La creación de un fideicomiso para financiar la inversión en infraestructura fue uno de los anuncios más comentados del extenso discurso de la presidenta Dina Boluarte el pasado 28 de julio. El Estado le transferirá algunos ingresos al fideicomiso, y el fideicomiso emitirá bonos que comprarán los inversionistas. Con esa plata, se puede uno imaginar, tendremos más carreteras, energía limpia, agua y desagüe y banda ancha (sin ironía) en todo el Perú.
Antes de entusiasmarnos demasiado con la idea, tengamos claro que un fideicomiso no es una fuente de financiamiento; es simplemente una manera de garantizar un financiamiento. El financiamiento viene de los inversionistas que compran los bonos. Para que los inversionistas se animen a comprar los bonos tiene que haber una fuente de pago. Esa fuente son los ingresos generados por el mismo proyecto que se financia. Mejor dicho, deberían ser los ingresos generados por el mismo proyecto; de otra manera, estaríamos frente a un endeudamiento público común y corriente. Suponiendo que existen esos ingresos en cantidad y tiempo suficientes para pagar el financiamiento, la siguiente pregunta es cómo les aseguramos a los bonistas que se van a usar justamente para pagarles. Ahí es donde aparece el fideicomiso.
El fideicomiso es una figura legal, una ficción jurídica. La ley permite asignarle a un fideicomiso los ingresos futuros provenientes de una fuente específica y protegerlos contra usos no autorizados. Tiene un administrador que recibe instrucciones precisas sobre el uso de los fondos: tanto para los gastos de operación y mantenimiento, tanto para pagar los bonos, tanto para una reserva y el resto, si sobra, para los accionistas.

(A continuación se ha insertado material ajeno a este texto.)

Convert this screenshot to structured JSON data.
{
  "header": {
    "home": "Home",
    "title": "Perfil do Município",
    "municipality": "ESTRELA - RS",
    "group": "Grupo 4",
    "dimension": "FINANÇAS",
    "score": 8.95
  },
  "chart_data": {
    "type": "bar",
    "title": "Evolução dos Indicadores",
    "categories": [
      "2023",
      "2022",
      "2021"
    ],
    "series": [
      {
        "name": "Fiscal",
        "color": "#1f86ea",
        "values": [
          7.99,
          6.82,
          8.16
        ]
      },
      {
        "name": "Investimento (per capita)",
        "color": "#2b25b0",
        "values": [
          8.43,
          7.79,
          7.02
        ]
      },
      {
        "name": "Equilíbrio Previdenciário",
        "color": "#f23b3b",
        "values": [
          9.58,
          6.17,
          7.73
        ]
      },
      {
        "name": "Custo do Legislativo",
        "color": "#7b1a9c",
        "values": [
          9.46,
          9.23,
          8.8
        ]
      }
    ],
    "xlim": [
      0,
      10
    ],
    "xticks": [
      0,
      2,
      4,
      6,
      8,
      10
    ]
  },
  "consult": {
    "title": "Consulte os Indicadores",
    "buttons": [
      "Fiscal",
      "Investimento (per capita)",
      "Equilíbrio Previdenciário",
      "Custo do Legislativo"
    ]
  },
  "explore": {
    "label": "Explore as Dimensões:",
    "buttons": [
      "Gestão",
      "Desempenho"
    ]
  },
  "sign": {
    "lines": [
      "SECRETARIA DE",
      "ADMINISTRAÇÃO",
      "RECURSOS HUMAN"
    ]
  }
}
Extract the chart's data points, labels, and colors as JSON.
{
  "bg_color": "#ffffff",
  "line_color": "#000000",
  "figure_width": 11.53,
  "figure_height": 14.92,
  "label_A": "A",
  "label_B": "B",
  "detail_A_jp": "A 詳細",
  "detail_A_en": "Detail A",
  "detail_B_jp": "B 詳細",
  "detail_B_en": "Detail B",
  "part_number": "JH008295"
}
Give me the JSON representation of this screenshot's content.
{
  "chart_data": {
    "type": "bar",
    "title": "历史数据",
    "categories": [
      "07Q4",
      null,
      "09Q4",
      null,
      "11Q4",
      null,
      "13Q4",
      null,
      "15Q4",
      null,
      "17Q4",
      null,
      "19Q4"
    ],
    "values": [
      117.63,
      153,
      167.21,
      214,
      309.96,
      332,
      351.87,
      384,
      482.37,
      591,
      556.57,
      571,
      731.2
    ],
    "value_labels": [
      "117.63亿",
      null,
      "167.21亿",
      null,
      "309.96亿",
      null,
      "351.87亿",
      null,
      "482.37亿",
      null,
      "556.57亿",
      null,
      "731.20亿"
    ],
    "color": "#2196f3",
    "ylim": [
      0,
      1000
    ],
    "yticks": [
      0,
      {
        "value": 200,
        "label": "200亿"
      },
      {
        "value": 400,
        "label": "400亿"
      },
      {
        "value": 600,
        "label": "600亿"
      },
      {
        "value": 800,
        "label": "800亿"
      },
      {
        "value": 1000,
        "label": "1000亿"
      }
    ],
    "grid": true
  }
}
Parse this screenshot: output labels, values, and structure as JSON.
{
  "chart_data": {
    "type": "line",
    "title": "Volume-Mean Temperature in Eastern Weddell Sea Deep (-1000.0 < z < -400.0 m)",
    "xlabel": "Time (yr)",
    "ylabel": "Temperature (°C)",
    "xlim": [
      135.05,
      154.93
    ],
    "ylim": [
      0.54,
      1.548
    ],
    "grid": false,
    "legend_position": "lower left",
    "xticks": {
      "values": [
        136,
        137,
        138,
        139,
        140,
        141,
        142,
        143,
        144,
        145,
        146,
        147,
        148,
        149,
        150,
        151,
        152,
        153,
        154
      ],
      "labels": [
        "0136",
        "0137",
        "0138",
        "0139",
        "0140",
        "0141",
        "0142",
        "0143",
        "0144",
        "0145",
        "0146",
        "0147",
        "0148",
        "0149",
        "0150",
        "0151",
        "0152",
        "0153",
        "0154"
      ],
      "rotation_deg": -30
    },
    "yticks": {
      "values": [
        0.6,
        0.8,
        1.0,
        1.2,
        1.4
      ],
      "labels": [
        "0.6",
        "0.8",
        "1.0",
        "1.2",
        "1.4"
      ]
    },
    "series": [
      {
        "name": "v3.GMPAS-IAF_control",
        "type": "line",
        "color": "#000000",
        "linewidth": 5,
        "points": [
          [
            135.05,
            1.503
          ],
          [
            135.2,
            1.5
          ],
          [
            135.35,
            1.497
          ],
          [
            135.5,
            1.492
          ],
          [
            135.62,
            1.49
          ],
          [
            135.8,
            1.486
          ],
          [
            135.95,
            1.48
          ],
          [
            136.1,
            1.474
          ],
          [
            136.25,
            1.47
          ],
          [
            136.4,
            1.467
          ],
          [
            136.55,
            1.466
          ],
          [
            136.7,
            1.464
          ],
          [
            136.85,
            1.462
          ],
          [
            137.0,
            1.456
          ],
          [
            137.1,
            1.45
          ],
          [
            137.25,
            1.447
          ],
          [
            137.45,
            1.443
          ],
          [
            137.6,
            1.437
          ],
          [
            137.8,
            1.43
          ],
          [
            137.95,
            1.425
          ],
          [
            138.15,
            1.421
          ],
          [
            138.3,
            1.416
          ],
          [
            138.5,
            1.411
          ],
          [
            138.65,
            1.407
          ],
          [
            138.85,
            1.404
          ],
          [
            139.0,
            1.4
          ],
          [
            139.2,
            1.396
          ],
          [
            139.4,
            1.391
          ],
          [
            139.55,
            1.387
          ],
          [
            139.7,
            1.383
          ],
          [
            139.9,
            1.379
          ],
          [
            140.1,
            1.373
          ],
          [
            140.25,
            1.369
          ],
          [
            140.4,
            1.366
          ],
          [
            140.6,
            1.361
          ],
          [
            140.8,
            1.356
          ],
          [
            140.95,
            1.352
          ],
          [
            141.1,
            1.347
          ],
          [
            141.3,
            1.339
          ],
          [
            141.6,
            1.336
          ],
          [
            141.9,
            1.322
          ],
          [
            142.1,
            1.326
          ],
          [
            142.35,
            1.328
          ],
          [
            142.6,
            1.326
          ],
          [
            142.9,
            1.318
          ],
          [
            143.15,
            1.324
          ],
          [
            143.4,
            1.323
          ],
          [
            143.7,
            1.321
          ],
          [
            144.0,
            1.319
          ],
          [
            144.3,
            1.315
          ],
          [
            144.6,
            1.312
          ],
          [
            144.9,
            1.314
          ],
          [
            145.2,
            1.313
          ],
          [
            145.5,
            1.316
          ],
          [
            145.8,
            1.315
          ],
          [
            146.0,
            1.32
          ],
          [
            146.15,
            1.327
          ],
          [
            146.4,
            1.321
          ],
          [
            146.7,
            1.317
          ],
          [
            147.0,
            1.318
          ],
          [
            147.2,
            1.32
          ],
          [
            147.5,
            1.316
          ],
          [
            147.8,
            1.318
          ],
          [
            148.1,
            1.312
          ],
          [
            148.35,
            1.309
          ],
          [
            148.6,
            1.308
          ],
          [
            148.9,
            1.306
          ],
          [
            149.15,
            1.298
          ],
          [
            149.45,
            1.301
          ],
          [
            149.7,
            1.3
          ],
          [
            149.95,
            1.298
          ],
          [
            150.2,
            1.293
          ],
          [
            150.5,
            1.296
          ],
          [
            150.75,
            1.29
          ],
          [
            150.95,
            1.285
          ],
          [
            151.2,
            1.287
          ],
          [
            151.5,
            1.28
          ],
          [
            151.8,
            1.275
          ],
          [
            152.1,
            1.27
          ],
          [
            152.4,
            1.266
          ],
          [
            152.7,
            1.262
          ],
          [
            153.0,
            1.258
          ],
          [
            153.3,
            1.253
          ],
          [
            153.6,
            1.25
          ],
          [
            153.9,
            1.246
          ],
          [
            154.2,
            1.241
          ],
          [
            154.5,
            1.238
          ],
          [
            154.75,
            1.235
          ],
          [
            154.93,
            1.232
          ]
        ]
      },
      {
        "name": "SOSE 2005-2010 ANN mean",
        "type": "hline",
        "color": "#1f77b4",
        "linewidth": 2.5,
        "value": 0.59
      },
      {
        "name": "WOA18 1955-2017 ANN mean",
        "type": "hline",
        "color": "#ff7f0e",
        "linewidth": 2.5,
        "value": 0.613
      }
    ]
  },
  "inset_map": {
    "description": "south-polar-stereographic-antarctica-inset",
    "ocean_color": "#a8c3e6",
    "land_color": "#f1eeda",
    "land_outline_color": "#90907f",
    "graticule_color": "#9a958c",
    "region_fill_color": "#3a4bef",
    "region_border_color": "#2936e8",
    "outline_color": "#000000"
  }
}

No hay, en realidad, ninguna novedad en el anuncio de la presidenta. El fideicomiso se viene usando desde hace 20 años para garantizar el financiamiento de las concesiones de infraestructura. Miles de millones de dólares de inversión se han valido de esta figura. Hay hasta un fideicomiso de fideicomisos. Sedapal, en efecto, tiene un fideicomiso donde se deposita parte de la recaudación por el consumo de agua, que luego se distribuye entre otros fideicomisos que garantizan proyectos específicos, como el trasvase de Huascacocha y la planta de tratamiento de La Chira.
Pero el problema no está en la carpintería legal. El problema está en la generación de ingresos para pagarles a los bonistas. Todo proyecto, público o privado, es una incógnita porque no tiene un historial de demanda que ayude a pronosticar los ingresos futuros. En los proyectos de infraestructura, que dependen de una autorización gubernamental para cobrar una tarifa por el uso, la incertidumbre es mayor. Lo estamos viendo en el caso de los peajes. Esa incertidumbre se ha disipado en la mayoría de casos con la emisión de algún tipo de certificado –los nombres son varios– que obliga al Gobierno Central, de manera incondicional e irrevocable, a poner en los respectivos fideicomisos la diferencia entre lo que hay que pagarles a los bonistas y los ingresos que genera el proyecto.
La principal tarea del Gobierno, si quiere aumentar la inversión en infraestructura con financiamiento privado, es convencer al mundo de que en el Perú los contratos se cumplen. Todo lo demás lo puede dejar en manos de los banqueros y sus abogados.